Bereits seit November 2017 ist Kohfeldt, der Alexander Nouri ablöste, inzwischen Trainer an der Weser und damit einer der dienstältesten Chefcoaches der Liga. Wer sein Nachfolger werden könnte, ist noch nicht bekannt, konkrete Namen wurden bisher nicht gehandelt.

BVB-Trainer Terzic lehnt Spekulationen ab

Auch zum scheidenden BVB-Trainer Edin Terzic, der von den Ruhr Nachrichten nicht nur beim VfL Wolfsburg sondern auch in Bremen ins Spiel gebracht wurde, soll es noch keinen Kontakt gegeben haben.

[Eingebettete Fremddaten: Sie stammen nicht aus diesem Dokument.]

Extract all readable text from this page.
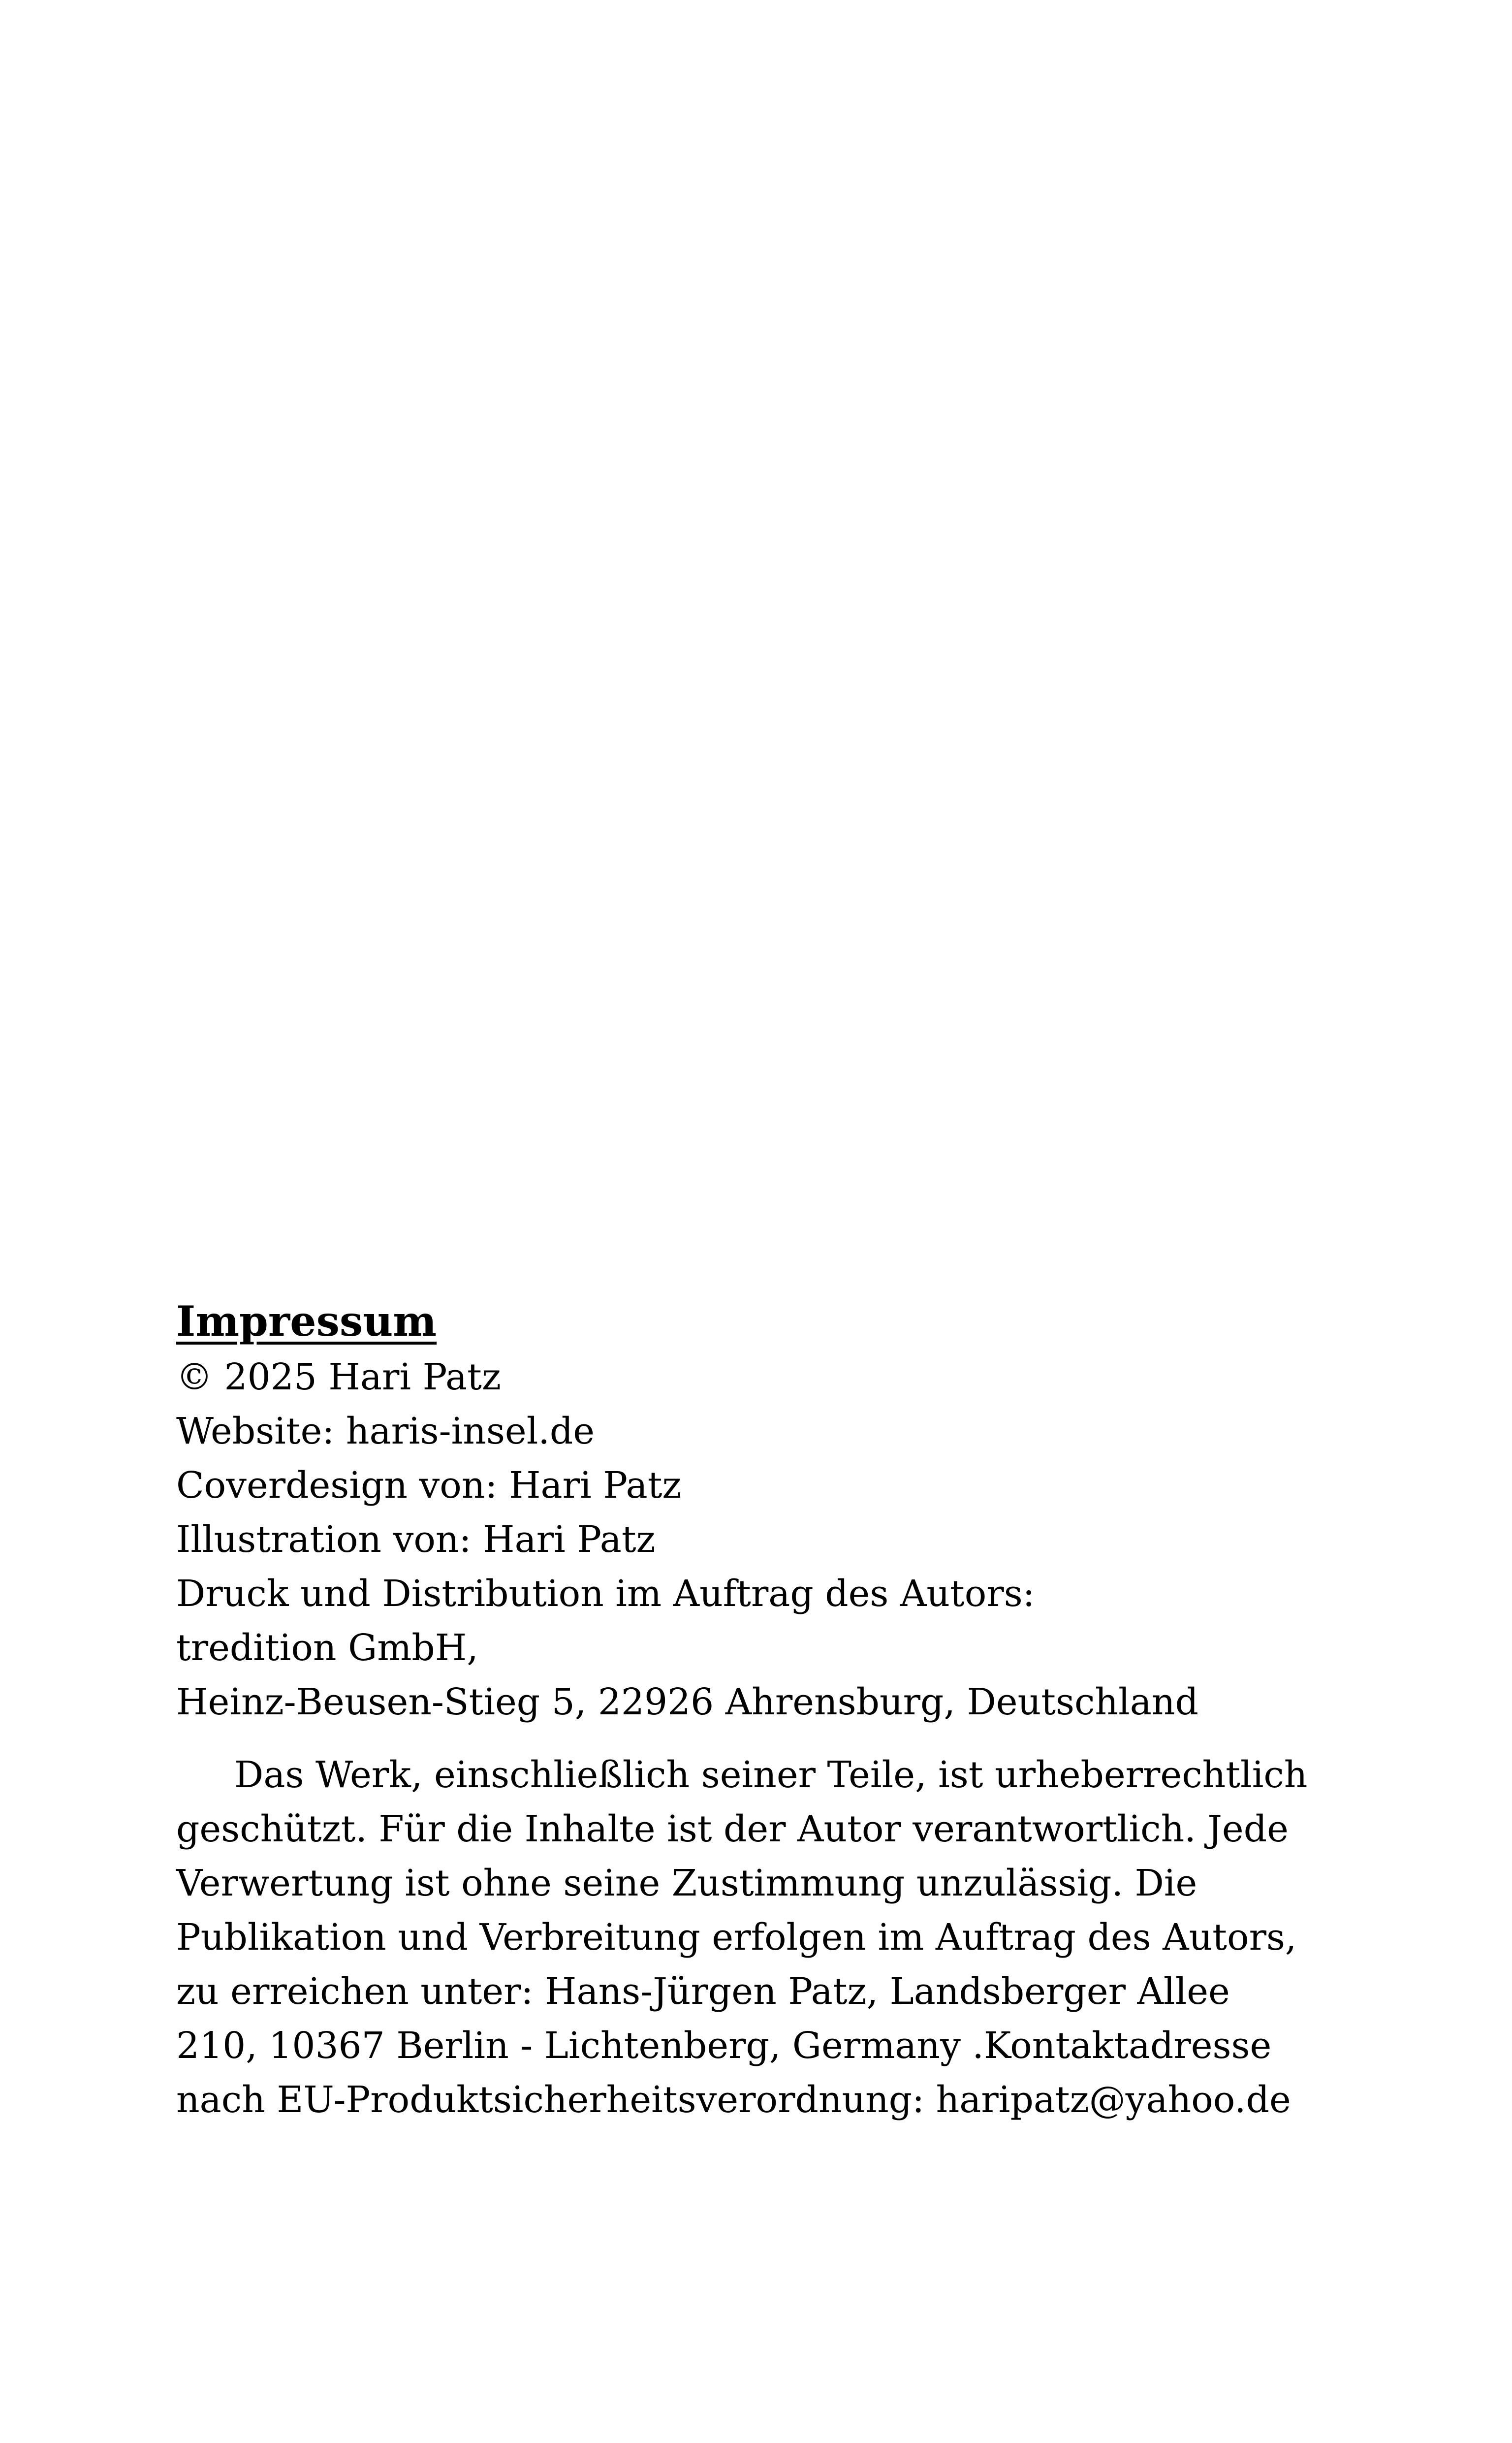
Impressum
© 2025 Hari Patz
Website: haris-insel.de
Coverdesign von: Hari Patz
Illustration von: Hari Patz
Druck und Distribution im Auftrag des Autors:
tredition GmbH,
Heinz-Beusen-Stieg 5, 22926 Ahrensburg, Deutschland
Das Werk, einschließlich seiner Teile, ist urheberrechtlich
geschützt. Für die Inhalte ist der Autor verantwortlich. Jede
Verwertung ist ohne seine Zustimmung unzulässig. Die
Publikation und Verbreitung erfolgen im Auftrag des Autors,
zu erreichen unter: Hans-Jürgen Patz, Landsberger Allee
210, 10367 Berlin - Lichtenberg, Germany .Kontaktadresse
nach EU-Produktsicherheitsverordnung: haripatz@yahoo.de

Dieser hatte sich nach dem 5:0 im zweiten Pokal-Halbfinale gegen Holstein Kiel zu Wort gemeldet. "Ihr könnt gerne damit weitermachen, aber ich möchte dieses Spiel nicht mitspielen“, sagte der 38-Jährige in Richtung der Medien. "Wir haben uns ja geäußert, wie meine Zukunft aussehen soll." Er soll zur neuen Saison wieder als Co-Trainer unter dem neuen Dortmunder Trainer Marco Rose arbeiten.